Doing without Concepts, Chapter 2
I open a thread for eventual comments on Chapter 2. Comments can of course be sent to me by e-mail. Thanks for those of you who read the chapter and commented on it.
Abstract
In Chapter 2, I distinguish two meanings of the term “concept” in philosophy—concepts as capacities for having propositional attitudes and concepts as components of propositions. On this basis, I argue that the term “concept” is ambiguous between philosophy and psychology. When philosophers and psychologists are developing theories of concepts, they are really theorizing about different things. This conclusion undercuts many of the arguments made by philosophers against the theories of concepts developed by psychologists. Finally, in the last two sections, I discuss what the relation between the philosophical theories of concepts and the psychological theories of concepts could be.
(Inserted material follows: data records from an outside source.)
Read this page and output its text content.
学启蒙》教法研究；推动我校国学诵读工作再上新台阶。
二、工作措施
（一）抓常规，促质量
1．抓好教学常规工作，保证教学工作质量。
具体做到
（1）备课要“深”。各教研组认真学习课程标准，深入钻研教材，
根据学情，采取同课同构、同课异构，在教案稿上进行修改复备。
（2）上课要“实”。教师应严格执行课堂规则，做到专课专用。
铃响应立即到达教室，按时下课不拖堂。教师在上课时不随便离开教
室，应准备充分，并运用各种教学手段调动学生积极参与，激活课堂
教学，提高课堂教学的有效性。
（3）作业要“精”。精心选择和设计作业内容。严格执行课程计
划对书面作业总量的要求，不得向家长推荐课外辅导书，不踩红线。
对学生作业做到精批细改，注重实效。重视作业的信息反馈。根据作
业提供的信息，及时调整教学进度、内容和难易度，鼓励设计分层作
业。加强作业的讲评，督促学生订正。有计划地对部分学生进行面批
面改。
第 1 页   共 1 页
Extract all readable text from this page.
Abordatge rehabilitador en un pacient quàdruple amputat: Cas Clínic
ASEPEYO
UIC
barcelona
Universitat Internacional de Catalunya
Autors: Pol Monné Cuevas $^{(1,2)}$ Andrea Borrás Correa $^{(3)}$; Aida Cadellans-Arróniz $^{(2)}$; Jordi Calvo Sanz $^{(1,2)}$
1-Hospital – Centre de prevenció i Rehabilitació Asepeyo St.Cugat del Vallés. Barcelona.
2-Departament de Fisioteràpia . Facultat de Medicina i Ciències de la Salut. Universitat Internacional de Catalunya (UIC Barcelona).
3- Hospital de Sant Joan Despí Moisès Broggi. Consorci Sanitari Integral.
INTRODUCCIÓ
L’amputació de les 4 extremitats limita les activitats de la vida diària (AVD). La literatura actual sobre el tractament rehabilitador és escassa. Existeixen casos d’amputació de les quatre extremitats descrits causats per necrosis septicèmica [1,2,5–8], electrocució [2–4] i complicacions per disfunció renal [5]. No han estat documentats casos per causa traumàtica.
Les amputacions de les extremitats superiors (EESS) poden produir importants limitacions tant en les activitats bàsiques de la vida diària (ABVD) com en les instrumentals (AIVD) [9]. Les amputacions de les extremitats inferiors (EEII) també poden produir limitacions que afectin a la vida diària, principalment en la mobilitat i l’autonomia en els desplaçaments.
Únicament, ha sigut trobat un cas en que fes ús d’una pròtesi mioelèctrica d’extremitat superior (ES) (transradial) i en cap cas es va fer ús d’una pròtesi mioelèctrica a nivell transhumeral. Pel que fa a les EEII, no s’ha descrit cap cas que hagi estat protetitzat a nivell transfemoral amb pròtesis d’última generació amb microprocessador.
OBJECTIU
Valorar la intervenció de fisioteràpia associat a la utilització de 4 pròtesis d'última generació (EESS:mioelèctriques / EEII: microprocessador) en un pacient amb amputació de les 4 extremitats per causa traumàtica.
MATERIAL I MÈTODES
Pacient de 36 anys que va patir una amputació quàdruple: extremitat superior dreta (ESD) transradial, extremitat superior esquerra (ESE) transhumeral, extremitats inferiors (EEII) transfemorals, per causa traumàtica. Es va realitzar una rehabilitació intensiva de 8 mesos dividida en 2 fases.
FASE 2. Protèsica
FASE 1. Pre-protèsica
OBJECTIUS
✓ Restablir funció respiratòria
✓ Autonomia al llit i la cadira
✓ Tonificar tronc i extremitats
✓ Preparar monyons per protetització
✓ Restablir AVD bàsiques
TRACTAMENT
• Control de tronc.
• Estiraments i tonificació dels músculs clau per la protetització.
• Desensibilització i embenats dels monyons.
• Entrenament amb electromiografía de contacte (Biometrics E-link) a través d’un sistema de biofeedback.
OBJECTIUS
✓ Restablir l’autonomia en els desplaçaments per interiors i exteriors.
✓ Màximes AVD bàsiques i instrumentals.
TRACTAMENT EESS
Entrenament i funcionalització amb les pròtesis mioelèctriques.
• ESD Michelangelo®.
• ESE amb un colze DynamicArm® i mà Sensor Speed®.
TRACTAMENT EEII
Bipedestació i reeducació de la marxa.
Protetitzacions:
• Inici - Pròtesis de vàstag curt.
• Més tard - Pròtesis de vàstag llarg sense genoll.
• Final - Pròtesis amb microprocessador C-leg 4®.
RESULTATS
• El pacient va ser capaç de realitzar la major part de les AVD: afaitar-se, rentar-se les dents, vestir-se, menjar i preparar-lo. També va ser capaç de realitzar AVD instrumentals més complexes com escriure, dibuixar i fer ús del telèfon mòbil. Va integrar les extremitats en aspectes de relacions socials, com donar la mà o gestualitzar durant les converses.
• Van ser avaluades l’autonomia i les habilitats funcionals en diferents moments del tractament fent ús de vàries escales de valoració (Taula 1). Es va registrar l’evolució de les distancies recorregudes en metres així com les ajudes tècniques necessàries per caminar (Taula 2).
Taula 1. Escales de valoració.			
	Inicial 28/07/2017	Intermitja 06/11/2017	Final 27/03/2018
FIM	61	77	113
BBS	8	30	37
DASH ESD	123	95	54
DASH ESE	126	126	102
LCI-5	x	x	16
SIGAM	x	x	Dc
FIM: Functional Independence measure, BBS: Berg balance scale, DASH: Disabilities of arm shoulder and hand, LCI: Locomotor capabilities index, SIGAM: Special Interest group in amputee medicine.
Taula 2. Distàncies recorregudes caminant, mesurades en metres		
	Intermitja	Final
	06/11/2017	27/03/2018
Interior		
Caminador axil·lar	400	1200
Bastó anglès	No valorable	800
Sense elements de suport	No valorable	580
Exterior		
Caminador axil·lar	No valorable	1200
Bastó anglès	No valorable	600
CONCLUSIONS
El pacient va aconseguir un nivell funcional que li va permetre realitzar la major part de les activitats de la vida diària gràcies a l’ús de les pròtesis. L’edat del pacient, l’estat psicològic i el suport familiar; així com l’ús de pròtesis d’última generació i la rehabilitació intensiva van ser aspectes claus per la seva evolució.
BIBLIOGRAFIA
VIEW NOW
In the fourth section, I criticize at some length a proposal made by Christopher Peacocke (1992)—the Simple Account: Philosophers should determine the necessary and sufficient conditions for possessing a concept and psychologists should explain how the human mind can meet these conditions. In the last section, I focus more briefly on a proposal inspired by Jerry Fodor’s criticisms of the psychological theories of concepts: While psychologists explain behavior and cognition by ascribing contentful mental states, philosophers explain how people can have contentful states.